Everything I said was correct. I was a member of X3J11 (which was established in summer 1983), the C language standard, and was the first person on the planet to vote to approve it (due to alphabetical order) ... that was in 1985. It was several years before it was ratified, the delay having to do with standardization politics which required a lot of buy-in. I have no idea why you're mentioning the first edition of K&R from years earlier, which of course did not have prototypes.

There's a notable difference between C's prototypes and C++'s ... `int foo();` in C is not a prototype, whereas in C++ it's equivalent to `int foo(void);` ... C had to maintain compatibility with K&R style declarations, whereas C++ didn't.

abaines · on Jan 16, 2022

I feel as though they should change the name of the paper, because this must be one of the most complex takes on 'defer' that I have seen.

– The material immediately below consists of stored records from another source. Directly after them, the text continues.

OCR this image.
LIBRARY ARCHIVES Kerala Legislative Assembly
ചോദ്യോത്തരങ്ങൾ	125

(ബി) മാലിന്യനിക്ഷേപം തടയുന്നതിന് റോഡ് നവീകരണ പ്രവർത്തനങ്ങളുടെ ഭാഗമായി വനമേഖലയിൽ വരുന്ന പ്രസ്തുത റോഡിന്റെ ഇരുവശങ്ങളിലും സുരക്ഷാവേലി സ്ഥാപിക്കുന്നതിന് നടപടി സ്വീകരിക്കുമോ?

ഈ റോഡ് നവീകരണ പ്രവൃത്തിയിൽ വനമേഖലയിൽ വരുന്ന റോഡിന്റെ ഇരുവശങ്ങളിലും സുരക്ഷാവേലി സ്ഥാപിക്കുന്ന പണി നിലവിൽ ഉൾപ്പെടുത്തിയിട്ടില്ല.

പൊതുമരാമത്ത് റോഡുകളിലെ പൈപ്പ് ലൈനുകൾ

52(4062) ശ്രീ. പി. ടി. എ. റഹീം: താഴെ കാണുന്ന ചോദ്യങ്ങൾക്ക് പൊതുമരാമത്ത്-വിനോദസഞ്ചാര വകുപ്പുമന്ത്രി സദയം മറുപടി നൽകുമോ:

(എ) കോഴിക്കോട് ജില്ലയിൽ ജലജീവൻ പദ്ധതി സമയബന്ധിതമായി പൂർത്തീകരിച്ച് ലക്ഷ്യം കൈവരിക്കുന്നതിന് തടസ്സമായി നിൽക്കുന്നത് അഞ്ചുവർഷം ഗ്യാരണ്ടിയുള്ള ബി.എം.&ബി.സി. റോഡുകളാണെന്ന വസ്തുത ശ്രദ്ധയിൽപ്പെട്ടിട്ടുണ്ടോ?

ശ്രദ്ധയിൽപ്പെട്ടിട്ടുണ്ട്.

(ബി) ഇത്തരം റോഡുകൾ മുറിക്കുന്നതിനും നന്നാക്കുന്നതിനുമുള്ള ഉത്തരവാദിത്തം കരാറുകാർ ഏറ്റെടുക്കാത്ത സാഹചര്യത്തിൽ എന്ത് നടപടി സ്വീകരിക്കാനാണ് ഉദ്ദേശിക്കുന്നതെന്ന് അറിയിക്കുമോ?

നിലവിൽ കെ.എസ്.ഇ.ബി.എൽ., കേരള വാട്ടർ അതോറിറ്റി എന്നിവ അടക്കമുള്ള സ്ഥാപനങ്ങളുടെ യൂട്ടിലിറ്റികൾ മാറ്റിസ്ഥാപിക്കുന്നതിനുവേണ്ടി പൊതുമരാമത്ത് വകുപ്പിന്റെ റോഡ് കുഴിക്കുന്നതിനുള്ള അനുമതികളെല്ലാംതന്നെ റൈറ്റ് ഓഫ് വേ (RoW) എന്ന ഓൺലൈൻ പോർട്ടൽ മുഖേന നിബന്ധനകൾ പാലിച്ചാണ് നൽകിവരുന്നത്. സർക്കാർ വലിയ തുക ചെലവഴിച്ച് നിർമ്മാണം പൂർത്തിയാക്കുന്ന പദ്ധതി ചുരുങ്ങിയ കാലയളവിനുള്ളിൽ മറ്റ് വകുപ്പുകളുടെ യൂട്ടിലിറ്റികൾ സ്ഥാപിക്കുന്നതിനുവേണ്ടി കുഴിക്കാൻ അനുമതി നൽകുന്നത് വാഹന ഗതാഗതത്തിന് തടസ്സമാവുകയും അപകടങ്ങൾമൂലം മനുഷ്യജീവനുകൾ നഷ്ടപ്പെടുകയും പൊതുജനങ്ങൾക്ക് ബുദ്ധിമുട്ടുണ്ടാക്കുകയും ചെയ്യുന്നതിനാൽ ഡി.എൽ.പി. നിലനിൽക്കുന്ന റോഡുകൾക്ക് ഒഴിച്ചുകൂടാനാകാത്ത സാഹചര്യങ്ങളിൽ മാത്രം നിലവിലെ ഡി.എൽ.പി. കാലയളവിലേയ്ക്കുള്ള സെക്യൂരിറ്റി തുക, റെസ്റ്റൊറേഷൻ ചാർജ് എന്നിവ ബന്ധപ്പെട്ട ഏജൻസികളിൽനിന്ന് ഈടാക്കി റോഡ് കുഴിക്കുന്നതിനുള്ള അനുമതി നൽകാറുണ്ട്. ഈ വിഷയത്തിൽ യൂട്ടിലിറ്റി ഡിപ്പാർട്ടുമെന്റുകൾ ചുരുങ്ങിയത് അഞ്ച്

They make a classic mistake of trying to solve a problem by adding more complexity. They cannot decide on by-value or by-reference, so they take the convoluted C++ syntax to allow specifying one (as well as other semantics?).

It does not fit with C in my opinion. It will also hurt third party tools that wish to understand C source code, because they must inherit this complexity.

I would prefer a solution where they simply pick one (by ref / by value) and issue a compiler warning if the programmer has misunderstood. For example, pick by-value and issue a warning if a variable used inside the defer is reassigned later in the scope.

tedunangst · on Jan 16, 2022

I think people are getting hung up on the lambda syntax, but it seems they're just taking what they're given. If c23 adds lambdas, at this point I'd say it's more likely to be c++ syntax than c syntax because c++ is already out there. So instead of "to resolve ambiguity we force user to choose" it's more like "the probable lambda syntax already makes this explicit so we will use it too." I think that makes more sense than two different syntaxes for lambda and defer, whatever the other merits of the proposal.

fshee · on Jan 16, 2022

Somewhat related: I hacked some macro up in gnu89 C to get a Go styled defer once upon a time. I felt bad for making my compiler course instructor review that code... Very convenient, though.